Canadian oil companies prioritize liquidity before new projects

Even as oil prices climb since the start of the year, executives at major oil and gas companies are still focused on spending discipline, according to comments gathered during Canada’s largest industry conference.

Industry executives at this year’s Canadian Association of Petroleum Producers conference in Toronto focused on predictability and returning money to shareholders over growth .

Suncor Energy President and CEO Rich Kruger took the helm of Canada’s largest oil and gas producer last year as the company grappled with safety and operational issues. He reiterated his goal of bringing clarity and simplicity to the business.

“I want to become consistently and boringly excellent,” he said. I’m not a big fan of surprise parties. »

Mr. Kruger worked to standardize operations and create a more stable production plan, in contrast to the more rushed decisions made when the word “growth” was on everyone’s lips in the industry.

Ever-increasing demand

Even though oil has risen about US$15 a barrel this year, to US$85, industry executives at the conference stressed that they no longer view production growth as being as profound. linked to the creation of value, and that each additional barrel had to be weighed against the enrichment of shareholders.

The shift comes as investors worry about long-term demand for fossil fuels while efforts to reduce carbon emissions accelerate.

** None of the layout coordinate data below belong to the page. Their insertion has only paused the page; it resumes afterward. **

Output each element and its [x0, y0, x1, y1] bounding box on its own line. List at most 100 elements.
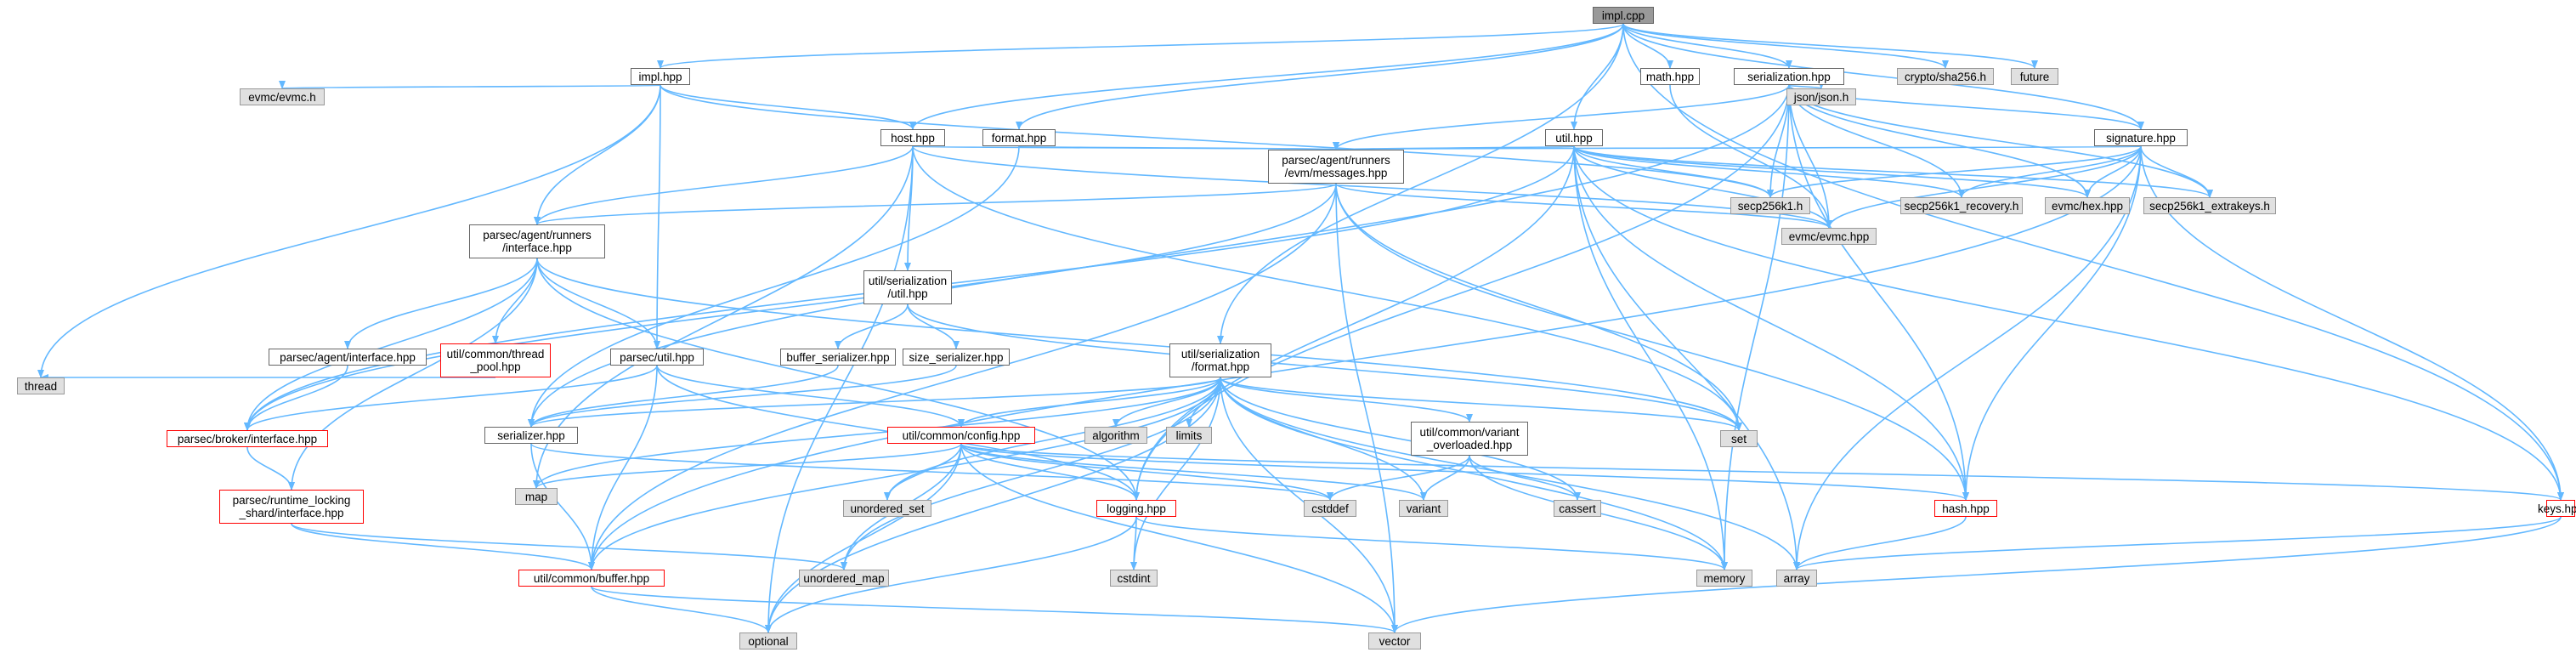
edge-util_hpp-to-secp_extrakeys: [1573, 145, 2213, 198]
edge-runners_interface-to-logging: [536, 258, 1140, 501]
node-evmc-evmc-hpp[interactable]: evmc/evmc.hpp: [1781, 228, 1877, 245]
node-serialization-format-hpp[interactable]: util/serialization /format.hpp: [1169, 343, 1271, 377]
node-cstddef[interactable]: cstddef: [1304, 500, 1356, 517]
edge-impl_hpp-to-evmc_h: [280, 80, 661, 89]
node-keys-hpp[interactable]: keys.hpp: [2538, 500, 2576, 517]
node-serialization-util-hpp[interactable]: util/serialization /util.hpp: [863, 270, 952, 304]
edge-serialization_hpp-to-hash_hpp: [1788, 84, 1969, 501]
edge-logging-to-cstdint: [1130, 516, 1138, 570]
node-runtime-locking-shard-interface-hpp[interactable]: parsec/runtime_locking _shard/interface.…: [219, 490, 364, 524]
node-secp256k1-h[interactable]: secp256k1.h: [1730, 197, 1810, 214]
edge-host_hpp-to-map: [533, 145, 914, 489]
edge-config-to-vector: [960, 443, 1398, 633]
node-algorithm[interactable]: algorithm: [1084, 427, 1147, 444]
edge-impl_cpp-to-future: [1622, 23, 2038, 69]
node-evm-messages-hpp[interactable]: parsec/agent/runners /evm/messages.hpp: [1268, 150, 1404, 184]
edge-util_hpp-to-hash_hpp: [1573, 145, 1969, 501]
node-cstdint[interactable]: cstdint: [1110, 570, 1158, 587]
node-secp256k1-recovery-h[interactable]: secp256k1_recovery.h: [1900, 197, 2023, 214]
edge-impl_hpp-to-runners_interface: [534, 84, 661, 225]
node-format-hpp[interactable]: format.hpp: [982, 129, 1056, 146]
node-logging-hpp[interactable]: logging.hpp: [1096, 500, 1176, 517]
edge-impl_cpp-to-ser_format: [1217, 23, 1624, 344]
edge-impl_cpp-to-math_hpp: [1622, 23, 1673, 69]
node-set[interactable]: set: [1720, 430, 1758, 447]
edge-runtime_locking-to-buffer_hpp: [291, 523, 595, 570]
edge-config-to-unordered_set: [884, 443, 962, 501]
node-impl-cpp[interactable]: impl.cpp: [1593, 7, 1654, 24]
edge-util_hpp-to-memory: [1573, 145, 1728, 570]
node-serialization-hpp[interactable]: serialization.hpp: [1734, 68, 1844, 85]
edge-broker_interface-to-runtime_locking: [246, 446, 295, 491]
node-limits[interactable]: limits: [1166, 427, 1212, 444]
edge-parsec_util-to-buffer_hpp: [588, 365, 658, 570]
edge-messages_hpp-to-evmc_hpp: [1335, 183, 1832, 229]
edge-config-to-logging: [960, 443, 1140, 501]
node-unordered-map[interactable]: unordered_map: [799, 570, 889, 587]
node-cassert[interactable]: cassert: [1554, 500, 1601, 517]
edge-ser_format-to-cassert: [1220, 377, 1581, 501]
edge-runners_interface-to-parsec_util: [536, 258, 660, 349]
edge-keys_hpp-to-array: [1793, 516, 2562, 570]
edge-ser_format-to-memory: [1220, 377, 1728, 570]
edge-impl_cpp-to-sha256: [1622, 23, 1949, 69]
edge-runtime_locking-to-unordered_map: [291, 523, 847, 570]
edge-parsec_util-to-broker_interface: [244, 365, 658, 431]
node-agent-interface-hpp[interactable]: parsec/agent/interface.hpp: [269, 349, 427, 366]
node-parsec-util-hpp[interactable]: parsec/util.hpp: [610, 349, 704, 366]
node-unordered-set[interactable]: unordered_set: [843, 500, 931, 517]
edge-ser_format-to-variant_overloaded: [1220, 377, 1473, 423]
node-json-json-h[interactable]: json/json.h: [1786, 88, 1856, 105]
node-size-serializer-hpp[interactable]: size_serializer.hpp: [903, 349, 1010, 366]
edge-messages_hpp-to-broker_interface: [244, 183, 1337, 431]
node-variant-overloaded-hpp[interactable]: util/common/variant _overloaded.hpp: [1411, 422, 1528, 456]
node-optional[interactable]: optional: [739, 632, 797, 649]
node-map[interactable]: map: [515, 488, 558, 505]
edge-impl_cpp-to-keys_hpp: [1622, 23, 2564, 501]
node-runners-interface-hpp[interactable]: parsec/agent/runners /interface.hpp: [469, 224, 605, 258]
node-evmc-evmc-h[interactable]: evmc/evmc.h: [240, 88, 325, 105]
node-vector[interactable]: vector: [1368, 632, 1421, 649]
node-config-hpp[interactable]: util/common/config.hpp: [887, 427, 1035, 444]
edge-messages_hpp-to-runners_interface: [534, 183, 1337, 225]
edge-util_hpp-to-messages_hpp: [1333, 141, 1575, 150]
node-util-hpp[interactable]: util.hpp: [1545, 129, 1603, 146]
node-buffer-hpp[interactable]: util/common/buffer.hpp: [518, 570, 665, 587]
edge-ser_format-to-set: [1220, 377, 1742, 431]
edge-config-to-keys_hpp: [960, 443, 2564, 501]
edge-messages_hpp-to-set: [1335, 183, 1742, 431]
edge-impl_cpp-to-signature_hpp: [1622, 23, 2144, 130]
edge-util_hpp-to-keys_hpp: [1573, 145, 2564, 501]
node-thread[interactable]: thread: [17, 377, 65, 394]
node-future[interactable]: future: [2011, 68, 2058, 85]
edge-buffer_hpp-to-optional: [591, 586, 772, 633]
node-memory[interactable]: memory: [1696, 570, 1752, 587]
edge-messages_hpp-to-vector: [1335, 183, 1398, 633]
node-host-hpp[interactable]: host.hpp: [880, 129, 945, 146]
edge-runners_interface-to-set: [536, 258, 1742, 431]
edge-impl_hpp-to-thread: [37, 84, 661, 378]
edge-impl_hpp-to-parsec_util: [654, 84, 661, 349]
node-signature-hpp[interactable]: signature.hpp: [2094, 129, 2188, 146]
node-variant[interactable]: variant: [1399, 500, 1448, 517]
edge-format_hpp-to-serializer: [528, 145, 1020, 428]
edge-runners_interface-to-agent_interface: [344, 258, 538, 349]
node-impl-hpp[interactable]: impl.hpp: [631, 68, 690, 85]
node-hash-hpp[interactable]: hash.hpp: [1934, 500, 1997, 517]
node-evmc-hex-hpp[interactable]: evmc/hex.hpp: [2045, 197, 2130, 214]
edge-ser_util-to-size_serializer: [907, 303, 960, 349]
node-array[interactable]: array: [1776, 570, 1817, 587]
edge-ser_format-to-unordered_map: [841, 377, 1221, 570]
edge-agent_interface-to-broker_interface: [244, 365, 348, 431]
node-thread-pool-hpp[interactable]: util/common/thread _pool.hpp: [440, 343, 551, 377]
edge-variant_overloaded-to-cstddef: [1327, 455, 1470, 501]
edge-util_hpp-to-logging: [1133, 145, 1575, 501]
node-secp256k1-extrakeys-h[interactable]: secp256k1_extrakeys.h: [2143, 197, 2276, 214]
node-crypto-sha256-h[interactable]: crypto/sha256.h: [1897, 68, 1994, 85]
edge-variant_overloaded-to-cassert: [1469, 455, 1581, 501]
node-buffer-serializer-hpp[interactable]: buffer_serializer.hpp: [780, 349, 896, 366]
node-serializer-hpp[interactable]: serializer.hpp: [484, 427, 578, 444]
node-math-hpp[interactable]: math.hpp: [1640, 68, 1700, 85]
node-broker-interface-hpp[interactable]: parsec/broker/interface.hpp: [167, 430, 328, 447]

However, forecasts show that oil demand continues to grow, said BMO analyst Randy Ollenberger.

“We often hear that demand for oil has peaked, it is not increasing and that is negative for the sector. This is not true, the demand for oil actually continues to grow. It even continues to progress at a higher rate than the average of the last 13 years. »

Despite everything, business leaders insist that they will not succumb to the temptation that the appreciation in the price of a barrel could cause.

Cenovus Energy President and CEO Jon McKenzie said his company plans moderate, strategic growth, focused on reducing bottlenecks and completing abandoned projects.

“The growth we have started in 2023 is very different from the type of growth you would have experienced 10 or 15 years ago. We’re not talking about greenfield expansion, we’re not talking about staged expansions. »

Small producers also wanted to emphasize that they no longer valued growth at all costs.

This is the case of the boss of Whitecap Resources, Grant Fagerheim. “Managing growth in a very disciplined way, I think that’s a mantra that has been introduced into the energy sector, and I’m proud to be part of it,” he said.